Something is always happening to affect the dairy industry, but even more so lately. From supply chain challenges to slow production to labor issues to farm needs and even fires, something is always altering the course of this market.
As of right now, component prices are shrinking week over week, with butter, dry whey, and NFDM decreasing $0.013, $0.01, and $0.06 respectively. Cheese has also dropped even a little steeper with block dropping $0.06 and barrel down $0.086. While their prices dropped, their volumes remained relatively neutral. MRV projects class I items to decline this upcoming month, however, that may not hold for long. CME futures suggest that prices may elevate one last time in October before continuing their downward trend to close out the year.
Hot weather and winds have roared up the McKinney Fire in Northern California, burning 60,000 acres so far. With grazing months in that surrounding region usually being May to October, other concerns have raised with the fire being contained only 40%, according to InciWeb. One worry of farmers in Northern California is keeping the highways open to allow feed and milk trucks through. One result of these highway closures could be having to dump the milk.
The McKinney Fire is wreaking havoc in the western dairy region. The rest of the country is seeing its own challenges on both sides of the ledger as well. Consolidation has created initial turmoil as seemingly each week brings news of a business or plant closing or being acquired. Suppliers seek more efficiencies and economies of scale. Meanwhile, dairy buyers are looking to continue to access their complete product portfolio as seamlessly as possible.
While the domestic market is in challenging times right now, exports are hitting highs! US dairy exports have increased substantially in June (9% YoY). The biggest drivers for this increase were cheese and whey with cheese retaining its rapid growth so far, +33% vs June 2021 and +17% from January ’22 to June ’22. Whey also had a dramatic increase of 23% in June (YoY). The only significant downfall of the major items is NFDM/SMP (-14%).

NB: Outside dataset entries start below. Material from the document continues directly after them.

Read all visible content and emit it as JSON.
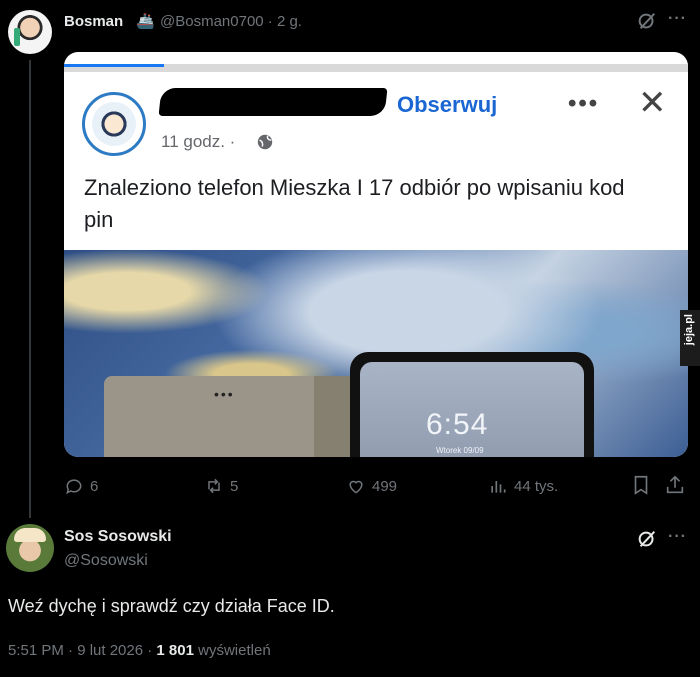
{
  "tweet": {
    "author_name": "Bosman",
    "author_emoji": "🚢",
    "handle": "@Bosman0700",
    "age": "· 2 g.",
    "more_icon": "more-icon",
    "grok_icon": "grok-icon"
  },
  "embed": {
    "follow_label": "Obserwuj",
    "more_label": "•••",
    "close_label": "✕",
    "time_label": "11 godz. ·",
    "post_text": "Znaleziono telefon Mieszka I 17 odbiór po wpisaniu kod pin",
    "phone_clock": "6:54",
    "phone_date": "Wtorek 09/09",
    "watermark": "jeja.pl"
  },
  "actions": {
    "replies": "6",
    "reposts": "5",
    "likes": "499",
    "views": "44 tys."
  },
  "reply": {
    "author_name": "Sos Sosowski",
    "handle": "@Sosowski",
    "text": "Weź dychę i sprawdź czy działa Face ID.",
    "time": "5:51 PM · 9 lut 2026 · ",
    "views_count": "1 801",
    "views_label": " wyświetleń"
  },
  "colors": {
    "background": "#000000",
    "text": "#e7e9ea",
    "muted": "#71767b",
    "fb_blue": "#1a66d2"
  }
}
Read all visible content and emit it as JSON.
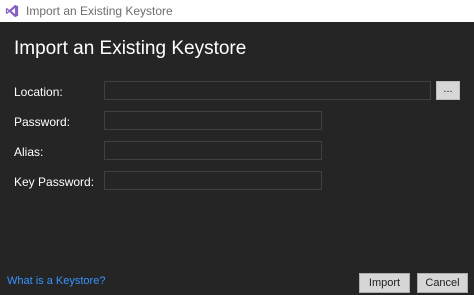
{
  "window": {
    "title": "Import an Existing Keystore"
  },
  "page": {
    "title": "Import an Existing Keystore"
  },
  "form": {
    "location": {
      "label": "Location:",
      "value": ""
    },
    "password": {
      "label": "Password:",
      "value": ""
    },
    "alias": {
      "label": "Alias:",
      "value": ""
    },
    "key_password": {
      "label": "Key Password:",
      "value": ""
    },
    "browse_label": "..."
  },
  "footer": {
    "help_link": "What is a Keystore?",
    "import_label": "Import",
    "cancel_label": "Cancel"
  },
  "icons": {
    "app": "visual-studio-icon"
  },
  "colors": {
    "accent": "#3794ff",
    "background": "#252526",
    "titlebar": "#ffffff"
  }
}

US cheese exports are enticing compared to others due to price and availability. Despite the limited milk production, cheese has expanded. January ’22 to May ’22, cheese production is up 2.5% while consumption is down 1.7% same period. Cheese exports are in a position to continue growing in the near future.
While US inflation is currently at 9.1%, it is forecasted to remain the same this upcoming month. Class 1 prices are forecasted to decrease for September, pick back up in October, then continue their downward trend to round out 2022.
This information cited by MRV Marketing, LLC is for informational and reference purposes only. It is not intended to be a conclusive statement of future market conditions. It is not legal advice or legal documents. The data used in these documents contains references to information created and maintained by other organizations or agencies. Please note that MRV Marketing, LLC does not control and cannot guarantee the accuracy of these outside materials.